Prosecutors preparing charges against 3 accused in bank robbery, police chase
City News Service | 9/14/2012, 9:32 a.m.
SAN FERNANDO, Calif.--Prosecutors were preparing charges today against three men accused of robbing a Bank of America branch in Canyon Country and leading sheriff's deputies on a wild chase in which stolen money was tossed from the windows of an SUV in South Los Angeles.
Phillip Nathaniel Ely, 29; Lavelle Lee Mosley, 22; and Terion Lamarr Collins, 25, were expected to be arraigned this afternoon in San Fernando Superior Court, according to the District Attorney's Office.
A fourth man was still being sought.
The televised chase sparked a circus-like atmosphere in South Los Angeles as people ran into the streets in hopes of scooping up cash and crowded around deputies as two of the suspects were being arrested.
The chase began shortly after 10 a.m. Wednesday, when four men robbed the bank in the 19000 block of Soledad Canyon Road in Canyon Country. Deputies began pursuing the robbers, who were in a dark Volvo SUV that officials said had been stolen in the South Los Angeles area, starting a chase that initially led to the Sylmar area.
Sheriff's Capt. Mike Parker said two suspects jumped out of the vehicle when it made stops in Sylmar, one at Yarnell Street and Carol Lane, and another at Astoria Street and Foothill Boulevard. The suspect who got out at Yarnell was arrested around 1 p.m., but the second got away, according to sheriff's officials.
The vehicle chase continued on the eastbound Foothill (210) Freeway and eventually onto the southbound Pasadena (110) Freeway, then onto Third Street and Alvarado Street in the Westlake district.
As the driver continued into South Los Angeles, a back-seat passenger began throwing money out of the windows. Some residents scrambled into the streets to scoop up the cash while others ran after the vehicle in hopes of grabbing some of the purloined loot.
The driver of the SUV led authorities onto narrow streets through residential neighborhoods, at times going onto sidewalks and driving the wrong way on one-way streets.
Around 11:15 a.m., the SUV got stuck on a crowded residential street, and sheriff's deputies swarmed the vehicle with guns drawn, dragging two suspects from it.
As they made the arrests, however, dozens of residents who had been following the chase packed into the intersection, setting up a tense situation as authorities tried to get the suspects into a patrol car. Los Angeles police summoned more units to the scene and set up a skirmish line to control the crowd.

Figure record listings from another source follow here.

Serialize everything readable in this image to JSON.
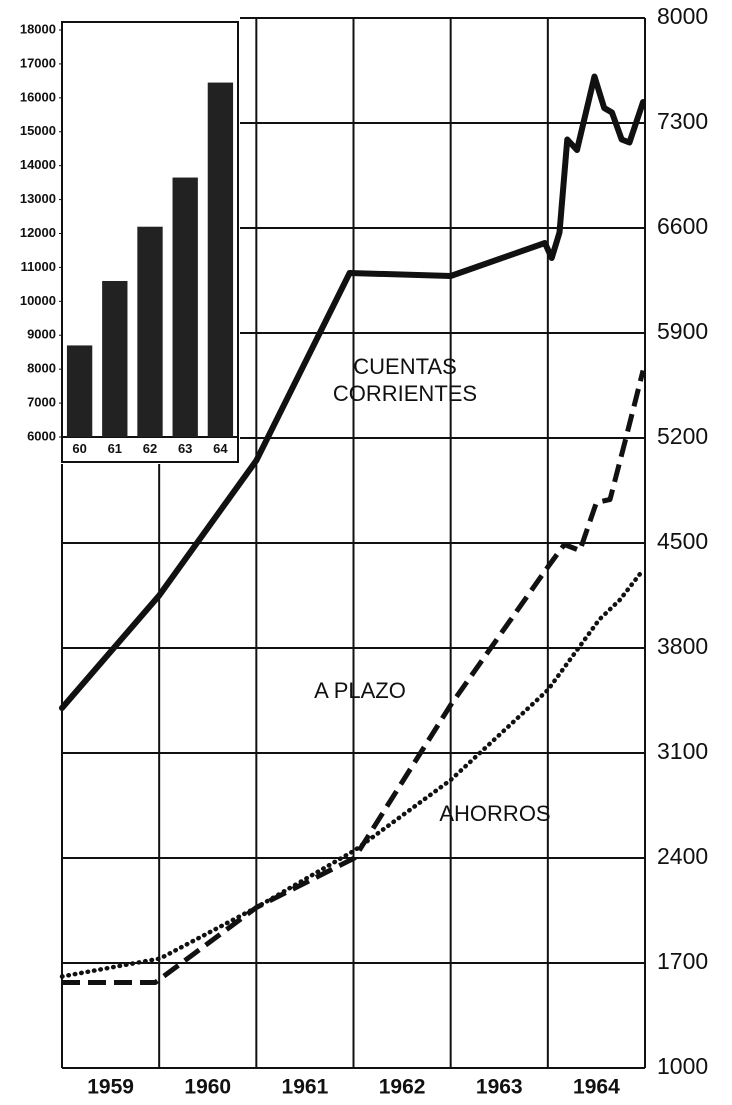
{
  "chart_data": [
    {
      "type": "line",
      "categories": [
        "1959",
        "1960",
        "1961",
        "1962",
        "1963",
        "1964"
      ],
      "xlim": [
        1959,
        1965
      ],
      "xgrid": [
        1959,
        1960,
        1961,
        1962,
        1963,
        1964,
        1965
      ],
      "ylim": [
        1000,
        8000
      ],
      "yticks": [
        1000,
        1700,
        2400,
        3100,
        3800,
        4500,
        5200,
        5900,
        6600,
        7300,
        8000
      ],
      "y_axis_side": "right",
      "grid": true,
      "series": [
        {
          "color": "#111111",
          "line_style": "solid",
          "x": [
            1959,
            1960,
            1961,
            1961.96,
            1963,
            1963.97,
            1964.04,
            1964.12,
            1964.2,
            1964.3,
            1964.48,
            1964.58,
            1964.66,
            1964.76,
            1964.84,
            1964.98
          ],
          "values": [
            3400,
            4150,
            5050,
            6300,
            6280,
            6500,
            6400,
            6570,
            7190,
            7120,
            7610,
            7400,
            7370,
            7190,
            7170,
            7440
          ]
        },
        {
          "color": "#111111",
          "line_style": "dashed",
          "x": [
            1959,
            1959.96,
            1961,
            1962.01,
            1963,
            1964,
            1964.17,
            1964.33,
            1964.5,
            1964.64,
            1964.8,
            1964.98
          ],
          "values": [
            1570,
            1570,
            2070,
            2400,
            3420,
            4340,
            4490,
            4450,
            4770,
            4790,
            5190,
            5650
          ]
        },
        {
          "color": "#111111",
          "line_style": "dotted",
          "x": [
            1959,
            1960.01,
            1961,
            1962.01,
            1963,
            1964,
            1964.53,
            1964.74,
            1964.98
          ],
          "values": [
            1610,
            1730,
            2070,
            2450,
            2920,
            3520,
            3990,
            4120,
            4320
          ]
        }
      ],
      "annotations": [
        "CUENTAS",
        "CORRIENTES",
        "A PLAZO",
        "AHORROS"
      ]
    },
    {
      "type": "bar",
      "categories": [
        "60",
        "61",
        "62",
        "63",
        "64"
      ],
      "values": [
        8700,
        10600,
        12200,
        13650,
        16450
      ],
      "color": "#222222",
      "ylim": [
        6000,
        18000
      ],
      "yticks": [
        6000,
        7000,
        8000,
        9000,
        10000,
        11000,
        12000,
        13000,
        14000,
        15000,
        16000,
        17000,
        18000
      ]
    }
  ]
}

As the suspects were being driven from the scene, some people ran after the patrol car, some pounding on the car or windows Parker told reporters that sheriff's investigators were using electronic mapping to determine where money was thrown from the vehicle to determine if
any of the cash could be recovered. About $1,500 had been recovered by Thursday, authorities said.
Los Angeles police Cmdr. Andy Smith told reporters that the suspects likely threw the money out of the vehicle in an attempt to draw people onto the roadway to block law enforcement officers from capturing them.
"I don't know how much was taken in the bank robbery, but I think pretty much everything they had was thrown out on the streets," Smith said.